Tips for a healthier lawn

Fertilizing and controlling weeds in your lawn are only a small part of ensuring its health. Mowing correctly is also very important. Here are a few tips that will help keep your turf thicker, greener and more likely to ward off potential insect, disease and weed problems:

Mow at 3 inches or higher- Tall grass tends to shade the soil. This keeps the soil cooler and the soil stays moist longer. It also allows the turf to root deeper and prepare it for dry periods that often occur in mid to late summer.

Mow frequently- Mow at least once per week, and NEVER remove more than 1/3 of the total height at any one mowing. Removing more than this, especially during hot, dry weather, can result in stressed turf, often discoloring it.
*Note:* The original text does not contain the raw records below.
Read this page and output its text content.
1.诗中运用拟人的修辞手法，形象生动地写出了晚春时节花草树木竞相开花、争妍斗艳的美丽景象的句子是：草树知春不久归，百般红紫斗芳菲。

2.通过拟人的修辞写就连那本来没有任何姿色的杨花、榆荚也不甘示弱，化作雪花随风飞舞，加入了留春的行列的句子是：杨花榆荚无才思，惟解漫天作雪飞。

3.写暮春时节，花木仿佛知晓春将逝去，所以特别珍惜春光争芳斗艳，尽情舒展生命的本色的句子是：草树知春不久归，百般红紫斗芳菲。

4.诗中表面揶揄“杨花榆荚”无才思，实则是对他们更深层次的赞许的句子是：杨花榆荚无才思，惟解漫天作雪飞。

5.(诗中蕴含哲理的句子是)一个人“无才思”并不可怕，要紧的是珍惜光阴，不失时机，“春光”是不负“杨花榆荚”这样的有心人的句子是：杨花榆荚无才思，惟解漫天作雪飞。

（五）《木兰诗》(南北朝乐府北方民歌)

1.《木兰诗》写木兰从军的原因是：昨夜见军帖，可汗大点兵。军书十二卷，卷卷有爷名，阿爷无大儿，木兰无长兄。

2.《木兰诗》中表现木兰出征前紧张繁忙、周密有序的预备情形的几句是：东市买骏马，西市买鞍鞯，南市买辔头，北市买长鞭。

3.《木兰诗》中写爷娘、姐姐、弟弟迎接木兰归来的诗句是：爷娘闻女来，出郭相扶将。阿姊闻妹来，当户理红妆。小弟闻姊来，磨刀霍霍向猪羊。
Mow in different directions: This will allow the turf blades to stand up straighter and gives your lawn a well-manicured look.


Tree and Shrub Pruning

Barnes, Inc. provides high-quality shrub pruning as a service for both commercial and residential customers. This includes formal shape pruning (shearing), natural shape pruning (with hand pruners) and rejuvenation or renewal (thinning) pruning for those overgrown, problem shrubs in your yard. Our trained crews use horticultural techniques that promote healthy, vigorous growth that will enhance the beauty and value of your property. Please contact our office for a free on-site consultation.

Barnes, Inc. also offers tree trimming and taking down of trees. We can perform aerial work by climbing and rigging, using the latest in technology, tools, training and safety instruction. No tree is too large or too small to be pruned or removed safely by our Arborists and highly-trained climbing and ground staff.

Proper pruning of trees can promote their long-term, healthy growth, as well as enhancing the beauty and value of any property.


When to Water Lawn

Efficient uses of our water resources become more important all the time. If you have an irrigation system, conserve water by running your irrigation system during the early morning hours when there is generally less wind, preventing over-spray. Watering in the morning allows grass blades to dry completely, which reduces lawn diseases that occur due to condensation and excess moisture.